An Engineering Landmark
The plant represents an important development in the early history of electrical engineering in the United States, marking the beginning of the end of the reciprocating steam engine's domination of the growing field of electrical power generation. The plant's two vertical Curtis turbines, manufactured by General Electric in 1907, helped establish the steam turbine as a practical and compact prime mover, capable of producing large amounts of power more cheaply and efficiently than other generators of the time. Rated at capacities of 3,000 kw and 8,000 kw, these two turbines are among the last of their kind left in situ in the United States. A horizontal Curtis turbine, rated at 10,000 kw, was added in 1919 and also remains in situ. Most of the original ancillary equipment is still in place today.
The Georgetown Steam Plant represents an early example of reinforced concrete construction using the "fast track" process advocated by the project's lead engineer and designer, Frank B. Gilbreth, which emphasized the value and efficiency of reinforced concrete over structural steel, in combination with efficient construction techniques. (Gilbreth, his wife Lillian, and their family of 12 children were the subjects of the 1948 biographical book and 1950 film Cheaper by the Dozen
.) The plant is a significant example of Neo-Classical architecture, common among federal, municipal and industrial structures of the 1890s-1910s, with an emphasis on monumentality, scale and structural expression.

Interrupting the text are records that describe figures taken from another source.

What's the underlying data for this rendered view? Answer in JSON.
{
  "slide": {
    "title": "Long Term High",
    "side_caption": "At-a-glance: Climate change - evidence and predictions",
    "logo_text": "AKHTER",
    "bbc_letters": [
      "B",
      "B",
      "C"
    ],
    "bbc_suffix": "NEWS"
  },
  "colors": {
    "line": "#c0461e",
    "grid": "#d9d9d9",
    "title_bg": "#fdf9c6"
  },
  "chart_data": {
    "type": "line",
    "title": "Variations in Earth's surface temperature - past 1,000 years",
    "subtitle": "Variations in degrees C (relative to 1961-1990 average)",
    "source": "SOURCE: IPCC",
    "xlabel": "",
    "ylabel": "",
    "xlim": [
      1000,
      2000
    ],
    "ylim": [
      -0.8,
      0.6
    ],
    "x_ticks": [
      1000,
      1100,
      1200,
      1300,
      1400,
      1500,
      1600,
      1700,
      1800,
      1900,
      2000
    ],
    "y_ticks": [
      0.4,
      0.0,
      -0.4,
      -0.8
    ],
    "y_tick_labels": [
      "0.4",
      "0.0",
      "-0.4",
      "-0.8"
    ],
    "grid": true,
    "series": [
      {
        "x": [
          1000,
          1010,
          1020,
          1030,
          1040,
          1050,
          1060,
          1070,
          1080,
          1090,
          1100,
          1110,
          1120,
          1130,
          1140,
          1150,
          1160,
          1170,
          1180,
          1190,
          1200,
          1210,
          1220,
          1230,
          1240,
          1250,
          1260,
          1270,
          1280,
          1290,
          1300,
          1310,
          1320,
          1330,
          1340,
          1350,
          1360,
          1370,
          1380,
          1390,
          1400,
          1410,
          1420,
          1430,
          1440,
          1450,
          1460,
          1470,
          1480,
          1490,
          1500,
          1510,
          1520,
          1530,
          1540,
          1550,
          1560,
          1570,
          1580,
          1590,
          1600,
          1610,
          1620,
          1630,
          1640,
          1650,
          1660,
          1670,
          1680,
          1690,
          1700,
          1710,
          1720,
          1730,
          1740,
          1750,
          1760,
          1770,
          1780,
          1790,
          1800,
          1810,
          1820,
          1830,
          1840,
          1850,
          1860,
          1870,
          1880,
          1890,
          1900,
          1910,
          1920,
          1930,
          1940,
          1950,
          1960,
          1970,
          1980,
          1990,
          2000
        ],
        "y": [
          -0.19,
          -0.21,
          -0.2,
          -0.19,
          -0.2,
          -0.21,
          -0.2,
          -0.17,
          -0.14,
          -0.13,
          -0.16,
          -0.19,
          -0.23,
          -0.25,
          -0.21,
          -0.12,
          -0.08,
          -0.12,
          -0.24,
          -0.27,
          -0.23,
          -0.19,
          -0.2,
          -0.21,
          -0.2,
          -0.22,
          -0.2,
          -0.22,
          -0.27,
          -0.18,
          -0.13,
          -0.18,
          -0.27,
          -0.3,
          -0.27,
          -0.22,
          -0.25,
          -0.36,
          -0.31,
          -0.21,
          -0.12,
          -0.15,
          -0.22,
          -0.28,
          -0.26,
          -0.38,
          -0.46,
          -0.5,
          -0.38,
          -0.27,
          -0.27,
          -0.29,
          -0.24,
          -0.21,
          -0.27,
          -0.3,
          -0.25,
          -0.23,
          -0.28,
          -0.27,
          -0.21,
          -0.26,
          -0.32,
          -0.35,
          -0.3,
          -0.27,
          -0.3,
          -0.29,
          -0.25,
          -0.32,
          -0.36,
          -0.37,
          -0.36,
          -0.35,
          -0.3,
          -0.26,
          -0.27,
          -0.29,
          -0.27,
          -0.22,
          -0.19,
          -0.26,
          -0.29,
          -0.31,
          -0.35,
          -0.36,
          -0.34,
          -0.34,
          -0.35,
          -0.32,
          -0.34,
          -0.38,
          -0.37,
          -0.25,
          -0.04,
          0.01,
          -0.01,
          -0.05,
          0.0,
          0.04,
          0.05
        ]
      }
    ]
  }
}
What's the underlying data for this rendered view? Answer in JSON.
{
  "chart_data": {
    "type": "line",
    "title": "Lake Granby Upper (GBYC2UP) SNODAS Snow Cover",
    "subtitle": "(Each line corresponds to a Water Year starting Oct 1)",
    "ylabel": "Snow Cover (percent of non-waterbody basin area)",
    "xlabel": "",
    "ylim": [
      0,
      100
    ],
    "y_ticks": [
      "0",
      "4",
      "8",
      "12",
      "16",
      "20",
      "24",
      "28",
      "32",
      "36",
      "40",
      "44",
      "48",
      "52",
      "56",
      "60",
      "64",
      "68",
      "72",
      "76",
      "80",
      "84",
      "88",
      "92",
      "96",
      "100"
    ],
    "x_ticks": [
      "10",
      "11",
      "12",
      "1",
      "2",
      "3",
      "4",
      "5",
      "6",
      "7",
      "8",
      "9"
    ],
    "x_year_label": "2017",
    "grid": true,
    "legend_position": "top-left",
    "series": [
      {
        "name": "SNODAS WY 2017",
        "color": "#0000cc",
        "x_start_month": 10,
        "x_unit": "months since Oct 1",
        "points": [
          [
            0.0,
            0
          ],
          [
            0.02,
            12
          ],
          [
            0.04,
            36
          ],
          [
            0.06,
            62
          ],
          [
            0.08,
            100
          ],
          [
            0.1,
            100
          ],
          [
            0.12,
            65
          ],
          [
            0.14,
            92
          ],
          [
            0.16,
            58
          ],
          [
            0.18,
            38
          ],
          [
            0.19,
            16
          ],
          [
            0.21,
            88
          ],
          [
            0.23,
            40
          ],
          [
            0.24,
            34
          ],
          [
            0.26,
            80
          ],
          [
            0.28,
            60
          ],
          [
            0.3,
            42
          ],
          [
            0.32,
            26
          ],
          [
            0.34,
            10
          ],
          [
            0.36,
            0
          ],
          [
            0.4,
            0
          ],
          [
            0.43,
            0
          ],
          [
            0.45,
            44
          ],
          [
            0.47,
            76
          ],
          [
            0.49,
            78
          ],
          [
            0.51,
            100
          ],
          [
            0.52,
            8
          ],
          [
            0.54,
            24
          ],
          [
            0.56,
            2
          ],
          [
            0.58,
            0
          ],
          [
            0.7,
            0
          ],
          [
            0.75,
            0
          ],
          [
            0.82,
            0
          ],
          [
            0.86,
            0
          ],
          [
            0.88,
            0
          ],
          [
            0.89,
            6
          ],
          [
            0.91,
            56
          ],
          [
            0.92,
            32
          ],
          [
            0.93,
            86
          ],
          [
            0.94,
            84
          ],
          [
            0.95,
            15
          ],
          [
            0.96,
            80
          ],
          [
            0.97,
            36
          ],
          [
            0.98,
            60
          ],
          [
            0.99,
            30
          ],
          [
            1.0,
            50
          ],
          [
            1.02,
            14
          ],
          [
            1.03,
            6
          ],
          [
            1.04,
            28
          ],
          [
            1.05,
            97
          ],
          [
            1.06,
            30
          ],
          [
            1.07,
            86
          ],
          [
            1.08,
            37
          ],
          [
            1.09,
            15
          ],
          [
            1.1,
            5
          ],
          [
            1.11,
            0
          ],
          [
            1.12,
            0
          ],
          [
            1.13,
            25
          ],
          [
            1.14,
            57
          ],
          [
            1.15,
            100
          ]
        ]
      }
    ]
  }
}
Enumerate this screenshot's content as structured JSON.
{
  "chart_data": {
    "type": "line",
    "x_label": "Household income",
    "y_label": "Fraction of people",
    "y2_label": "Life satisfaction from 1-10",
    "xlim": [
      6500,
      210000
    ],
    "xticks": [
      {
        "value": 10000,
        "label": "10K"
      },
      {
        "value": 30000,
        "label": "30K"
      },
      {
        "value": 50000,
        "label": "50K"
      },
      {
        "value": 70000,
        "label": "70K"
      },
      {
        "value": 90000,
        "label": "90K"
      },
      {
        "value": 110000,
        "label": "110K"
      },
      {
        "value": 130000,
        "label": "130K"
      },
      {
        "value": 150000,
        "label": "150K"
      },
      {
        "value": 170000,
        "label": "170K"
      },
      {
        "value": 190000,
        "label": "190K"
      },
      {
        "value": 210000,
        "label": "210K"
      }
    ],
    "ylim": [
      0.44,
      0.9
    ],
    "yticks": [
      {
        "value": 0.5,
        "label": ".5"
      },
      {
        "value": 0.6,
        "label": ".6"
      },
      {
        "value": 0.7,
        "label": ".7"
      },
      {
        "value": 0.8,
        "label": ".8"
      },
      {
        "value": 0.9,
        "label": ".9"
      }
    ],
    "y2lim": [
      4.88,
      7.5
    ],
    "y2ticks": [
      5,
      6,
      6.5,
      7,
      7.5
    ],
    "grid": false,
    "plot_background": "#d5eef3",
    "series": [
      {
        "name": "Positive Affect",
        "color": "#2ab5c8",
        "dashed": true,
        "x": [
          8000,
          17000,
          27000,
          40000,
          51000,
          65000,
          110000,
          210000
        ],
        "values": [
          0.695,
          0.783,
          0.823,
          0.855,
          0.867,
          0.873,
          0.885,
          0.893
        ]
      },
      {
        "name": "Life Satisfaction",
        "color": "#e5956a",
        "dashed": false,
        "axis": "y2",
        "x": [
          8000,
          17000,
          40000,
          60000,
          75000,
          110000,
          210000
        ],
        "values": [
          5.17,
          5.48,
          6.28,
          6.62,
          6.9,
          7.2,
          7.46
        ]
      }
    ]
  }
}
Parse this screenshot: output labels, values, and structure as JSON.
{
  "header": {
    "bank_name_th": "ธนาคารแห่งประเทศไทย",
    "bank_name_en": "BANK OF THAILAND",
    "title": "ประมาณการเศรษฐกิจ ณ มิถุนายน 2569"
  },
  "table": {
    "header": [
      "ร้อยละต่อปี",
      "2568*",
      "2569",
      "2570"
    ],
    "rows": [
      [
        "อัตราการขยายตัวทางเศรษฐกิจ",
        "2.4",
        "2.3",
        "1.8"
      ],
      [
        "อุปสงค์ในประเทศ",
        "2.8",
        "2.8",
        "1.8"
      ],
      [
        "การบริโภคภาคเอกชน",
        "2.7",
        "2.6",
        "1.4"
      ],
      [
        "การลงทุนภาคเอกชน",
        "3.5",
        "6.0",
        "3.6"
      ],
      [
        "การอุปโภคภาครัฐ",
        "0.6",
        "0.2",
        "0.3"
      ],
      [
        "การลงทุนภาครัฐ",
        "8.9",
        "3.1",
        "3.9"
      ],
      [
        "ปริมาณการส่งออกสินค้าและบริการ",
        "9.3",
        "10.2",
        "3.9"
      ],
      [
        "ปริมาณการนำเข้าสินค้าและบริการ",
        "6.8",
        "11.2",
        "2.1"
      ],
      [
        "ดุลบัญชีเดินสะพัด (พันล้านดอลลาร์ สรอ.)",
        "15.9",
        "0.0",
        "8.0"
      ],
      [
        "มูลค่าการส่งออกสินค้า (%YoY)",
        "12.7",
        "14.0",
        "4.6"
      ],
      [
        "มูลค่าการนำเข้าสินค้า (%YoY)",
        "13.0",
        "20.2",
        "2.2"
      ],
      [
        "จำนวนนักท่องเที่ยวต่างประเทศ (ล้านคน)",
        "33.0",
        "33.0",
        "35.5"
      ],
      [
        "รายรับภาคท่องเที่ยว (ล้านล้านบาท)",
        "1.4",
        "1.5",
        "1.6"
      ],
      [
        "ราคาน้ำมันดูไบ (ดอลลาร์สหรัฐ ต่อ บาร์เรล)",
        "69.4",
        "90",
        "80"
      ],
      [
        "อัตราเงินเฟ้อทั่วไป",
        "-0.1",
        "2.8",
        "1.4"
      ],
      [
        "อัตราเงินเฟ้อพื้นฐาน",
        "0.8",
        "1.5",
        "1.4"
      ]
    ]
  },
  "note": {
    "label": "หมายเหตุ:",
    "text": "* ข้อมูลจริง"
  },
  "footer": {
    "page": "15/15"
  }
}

However, some of the typical Neo-Classical stylistic elements, such as exterior surface ornamentation, were subdued at the steam plant to account for the practical needs of an industrial building.
In 1912, Puget Sound Traction, Power and Light purchased the Seattle Electric Company and consolidated all of the electric companies in the Seattle area except for the municipal utility. In the process, the Georgetown Steam Plant was relegated to a minor role in the system, primarily serving as a standby, or "peaking," facility to provide a supplemental source of power only during periods of highest demand. In 1951, the City of Seattle Department of Lighting - today's Seattle City Light - purchased the plant. But with City Light's existing steam plant on Lake Union, and its major hydroelectric project on the Skagit River, the need for power from the Georgetown facility was reduced even further. Nevertheless, City Light continued to operate the plant on a very limited basis, until the 1970s.
A Living Legacy
Today, the Georgetown Steam Plant is a unique surviving representative of the history of electricity's expansion into the everyday lives of Seattleites. The plant provides a great current and historical vista and can still be seen from the core of Georgetown along 13th Avenue South. In recent years, City Light staff and volunteers have been working to restore the plant and each piece of equipment. Tours and open houses of the plant have been made available to the community, and it continues to be used as a teaching facility to train the next generation of steam power engineers and hobbyists.